I got COVID just a few months ago and I've had a worse flu but it's definitely comparable. The worst of it was over in a few days but the general feeling of sickness stayed for the next 3 weeks. I'll happily take anything to avoid that again.
Yes. I ran a high fever on and off for 2 days and then kicked it. I had fatigue for about a week. I also lost my taste and smell for a couple weeks, which was probably the worst and most annoying part. But I’d rather have had COVID than the flu. The flu sucks.
We had family visit from the PNW Dec 2019. Me and one of them caught "something". Whatever it was it kicked my butt from the last week of Dec to then end of Jan. Theirs lasted just about as long. I had trouble breathing and had a nasty cough. I only had a low-grade fever (and that was only for a few days at first), so I never felt like I should go see my Dr. but probably should have anyway.
Excellent question, and one which has gone through my head a few times since the start of all the hoo-hah.
Late 2019 practically no one - including myself - had heard of the thing. There were of course no covid tests at the time, so all we have to go on are symptoms.
The symptoms we had - they weren't exactly flu symptoms, they weren't symptoms exactly matching the common cold.
With a common cold, you get a runny nose and a sore throat amongst other symptoms. I don't remember ever having a high fever with a common cold.
Influenza, you'll get a fever, coughing and sneezing, and you're in for a bad time for more than 3 days. Last flu I had, the symptoms lasted for a week at least, with a recovery time measuring a couple of weeks after.
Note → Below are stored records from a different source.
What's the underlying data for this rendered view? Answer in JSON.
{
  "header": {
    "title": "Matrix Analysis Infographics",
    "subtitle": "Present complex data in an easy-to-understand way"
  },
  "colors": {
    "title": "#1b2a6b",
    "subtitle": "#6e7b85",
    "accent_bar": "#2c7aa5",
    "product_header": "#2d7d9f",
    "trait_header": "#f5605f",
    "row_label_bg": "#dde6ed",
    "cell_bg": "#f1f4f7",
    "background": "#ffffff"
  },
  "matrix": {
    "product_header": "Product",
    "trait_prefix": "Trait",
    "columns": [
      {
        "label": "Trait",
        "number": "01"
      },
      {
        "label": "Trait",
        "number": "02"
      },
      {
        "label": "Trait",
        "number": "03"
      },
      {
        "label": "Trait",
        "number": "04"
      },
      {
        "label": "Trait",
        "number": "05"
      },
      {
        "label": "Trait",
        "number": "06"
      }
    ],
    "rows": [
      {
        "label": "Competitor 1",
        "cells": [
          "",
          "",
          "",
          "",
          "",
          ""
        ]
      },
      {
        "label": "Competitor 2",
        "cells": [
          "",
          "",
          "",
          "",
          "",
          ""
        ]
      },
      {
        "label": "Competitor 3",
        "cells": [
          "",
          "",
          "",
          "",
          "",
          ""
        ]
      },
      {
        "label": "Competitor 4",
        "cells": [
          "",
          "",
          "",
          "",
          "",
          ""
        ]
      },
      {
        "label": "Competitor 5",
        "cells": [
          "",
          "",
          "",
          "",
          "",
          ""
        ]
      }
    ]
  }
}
We each in turn were waylaid in bed for about 3 days, with a persistent cough, a fever, and generally feeling pretty rotten. No runny nose or persistent sneezing. This was no bad cold nor was it influenza - I've had flu before and know what flu feels like. Similarly with a bad cold.
It's why I described it as a "weird flu" in an email to customers at the time - we never encountered such an odd illness like that before.
The Covid-19 pandemic did not just suddenly begin early 2020 as if it just suddenly appeared. It was with us for a while before that, in 2019, and in many countries. Patient Zero will get it and it'll spread exponentially - it only takes 1 person who unwittingly caught it, they fly to another country, someone else there unwittingly gets it, they travel somewhere else, and so on and so forth. It takes time for the various health organisations around the world to begin noticing, start talking to each other, and make recommendations to their governments. By the time governments got to the "we must do something" point, that was early 2020.
It was the length of time that was the most strange and all of us were sick for pretty much the same length of time.
It wasn't the flu, if i get sick that long with the flu, I get fucked up, and colds never last that long for me. This was just like a month of general shittyness. Even then it took probably until around the end of January before I felt 'normal.' again.
We've all sort of speculated half seriously that maybe we had covid, but never really took it seriously.